Carrier material with acid modification agent modification.

26. the method for claim 25, wherein said first catalyst are in first reactor area, second catalyst is in second reactor area, and wherein first district and second district separate.

27. the method for claim 22 or 25, wherein said first catalyst comprise and contain one or more metals, contain the catalyst of silicon carrier and at least a basic supports modifier.

28. the method for claim 26, wherein said at least a basic supports modifier are selected from (i) alkaline earth oxide, (ii) alkali metal oxide, (iii) alkaline-earth metal metasilicate, (iv) alkali metal silicate, (v) IIB family metal oxide, (vi) IIB family metal metaphosphate silicate, (vii) IIIB family metal oxide, (viii) IIIB family metal metaphosphate silicate and their mixture.

29. the method for claim 26, the wherein said silicon carrier that contains is selected from silica, silica/alumina, calcium metasilicate, pyrolytic silicon dioxide, high-purity silicon dioxide and their mixture.

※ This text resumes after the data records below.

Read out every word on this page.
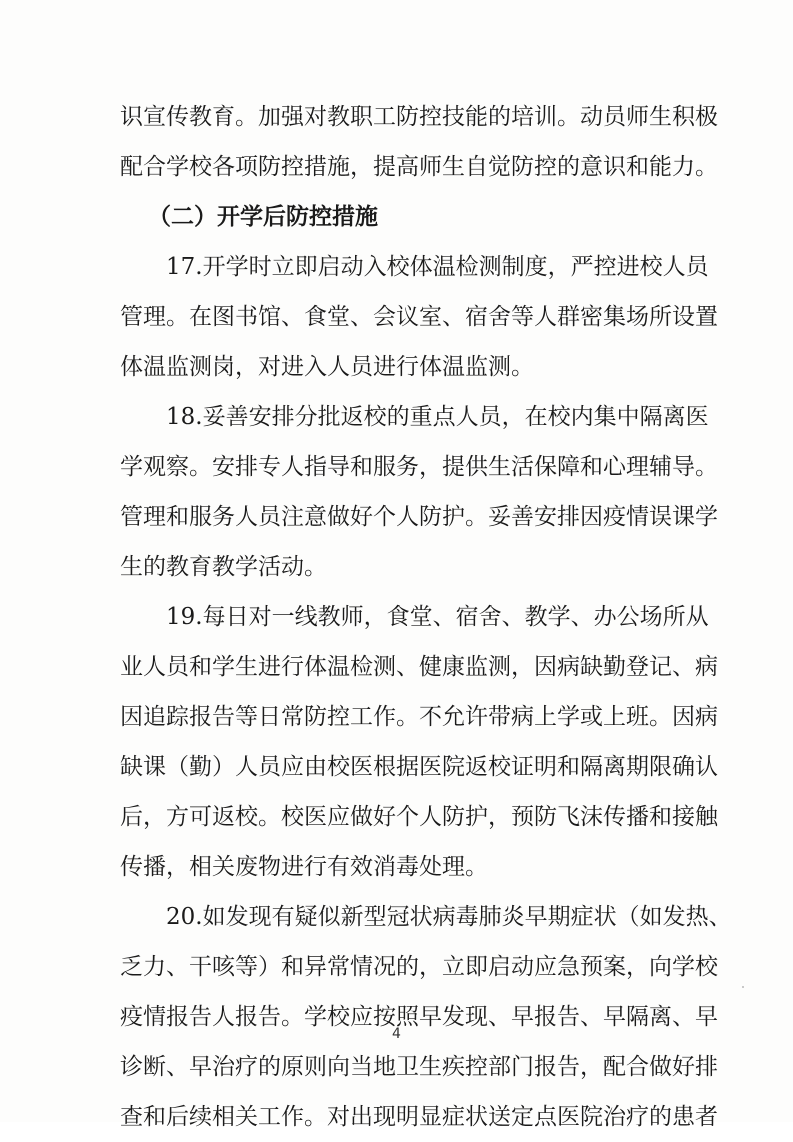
识宣传教育。加强对教职工防控技能的培训。动员师生积极
配合学校各项防控措施，提高师生自觉防控的意识和能力。
（二）开学后防控措施
17.开学时立即启动入校体温检测制度，严控进校人员
管理。在图书馆、食堂、会议室、宿舍等人群密集场所设置
体温监测岗，对进入人员进行体温监测。
18.妥善安排分批返校的重点人员，在校内集中隔离医
学观察。安排专人指导和服务，提供生活保障和心理辅导。
管理和服务人员注意做好个人防护。妥善安排因疫情误课学
生的教育教学活动。
19.每日对一线教师，食堂、宿舍、教学、办公场所从
业人员和学生进行体温检测、健康监测，因病缺勤登记、病
因追踪报告等日常防控工作。不允许带病上学或上班。因病
缺课（勤）人员应由校医根据医院返校证明和隔离期限确认
后，方可返校。校医应做好个人防护，预防飞沫传播和接触
传播，相关废物进行有效消毒处理。
20.如发现有疑似新型冠状病毒肺炎早期症状（如发热、
乏力、干咳等）和异常情况的，立即启动应急预案，向学校
疫情报告人报告。学校应按照早发现、早报告、早隔离、早
诊断、早治疗的原则向当地卫生疾控部门报告，配合做好排
查和后续相关工作。对出现明显症状送定点医院治疗的患者
4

30. a method that reclaims ethanol, this method comprises

In comprising the reactor of catalyst, the acetic acid feed stream hydrogenation is formed the coarse ethanol product, wherein said catalyst is included in first metal on the acid carrier, and said acid carrier is selected from:

Carrier material with acid modification agent modification;

At least part coarse ethanol product separates into first distillate that comprises ethanol, water and ethyl acetate in first tower, and first residue that comprises acetate;

At least part first distillate separates into second distillate that comprises ethyl acetate and second residue that comprises the second alcohol and water in second tower;

Making at least, part second distillate turns back to said reactor; And

At least part second residue separates into the 3rd distillate that comprises ethanol and the 3rd residue that comprises water in the 3rd tower.

31. the method for claim 33, wherein said acetic acid feed stream comprise one or more compounds that are selected from acetate, acetic anhydride, acetaldehyde, ethyl acetate and their mixture.

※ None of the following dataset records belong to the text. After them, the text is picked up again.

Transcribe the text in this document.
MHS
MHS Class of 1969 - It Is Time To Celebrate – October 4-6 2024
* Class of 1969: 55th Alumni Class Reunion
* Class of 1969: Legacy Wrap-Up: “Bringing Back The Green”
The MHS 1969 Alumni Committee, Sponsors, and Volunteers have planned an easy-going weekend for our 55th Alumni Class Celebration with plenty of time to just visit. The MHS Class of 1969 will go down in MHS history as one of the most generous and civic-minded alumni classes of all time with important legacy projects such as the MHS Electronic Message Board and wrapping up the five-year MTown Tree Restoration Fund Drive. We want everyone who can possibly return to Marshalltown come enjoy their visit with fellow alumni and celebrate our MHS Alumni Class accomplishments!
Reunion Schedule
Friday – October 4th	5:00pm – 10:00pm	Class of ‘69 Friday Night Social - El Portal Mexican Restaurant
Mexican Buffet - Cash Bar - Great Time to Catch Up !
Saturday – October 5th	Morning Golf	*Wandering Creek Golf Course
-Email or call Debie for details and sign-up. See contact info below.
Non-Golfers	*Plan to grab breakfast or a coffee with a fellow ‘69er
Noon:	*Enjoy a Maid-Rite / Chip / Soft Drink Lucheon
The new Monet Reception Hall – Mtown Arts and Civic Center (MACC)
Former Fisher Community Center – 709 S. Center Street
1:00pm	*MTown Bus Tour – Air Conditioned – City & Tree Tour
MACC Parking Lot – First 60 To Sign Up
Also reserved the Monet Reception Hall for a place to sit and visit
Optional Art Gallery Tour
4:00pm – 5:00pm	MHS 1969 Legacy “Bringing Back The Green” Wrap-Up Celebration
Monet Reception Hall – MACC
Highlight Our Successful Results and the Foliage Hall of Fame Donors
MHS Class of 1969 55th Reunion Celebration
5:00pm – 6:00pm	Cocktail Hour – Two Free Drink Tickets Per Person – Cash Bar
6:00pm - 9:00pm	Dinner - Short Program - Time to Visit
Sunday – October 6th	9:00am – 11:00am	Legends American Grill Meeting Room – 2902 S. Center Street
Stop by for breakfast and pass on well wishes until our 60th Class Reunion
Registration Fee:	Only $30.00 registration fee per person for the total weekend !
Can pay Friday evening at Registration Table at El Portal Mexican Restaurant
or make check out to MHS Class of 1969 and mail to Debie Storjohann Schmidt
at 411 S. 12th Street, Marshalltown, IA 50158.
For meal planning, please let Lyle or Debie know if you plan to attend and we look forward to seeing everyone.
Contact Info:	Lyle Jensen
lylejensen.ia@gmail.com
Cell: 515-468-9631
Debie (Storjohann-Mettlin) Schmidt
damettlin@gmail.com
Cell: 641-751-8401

32. the method for claim 33, at least a portion of wherein said coarse ethanol product comprises acetate.

Make directly or indirectly at least that part first residue turns back to said reactor 33. the method for claim 33, this method also comprise, wherein said first residue comprises the acetate based on this first residue gross weight meter 60-100 weight %.

34. the method for claim 33, wherein said second distillate comprise 10-90 weight % ethyl acetate.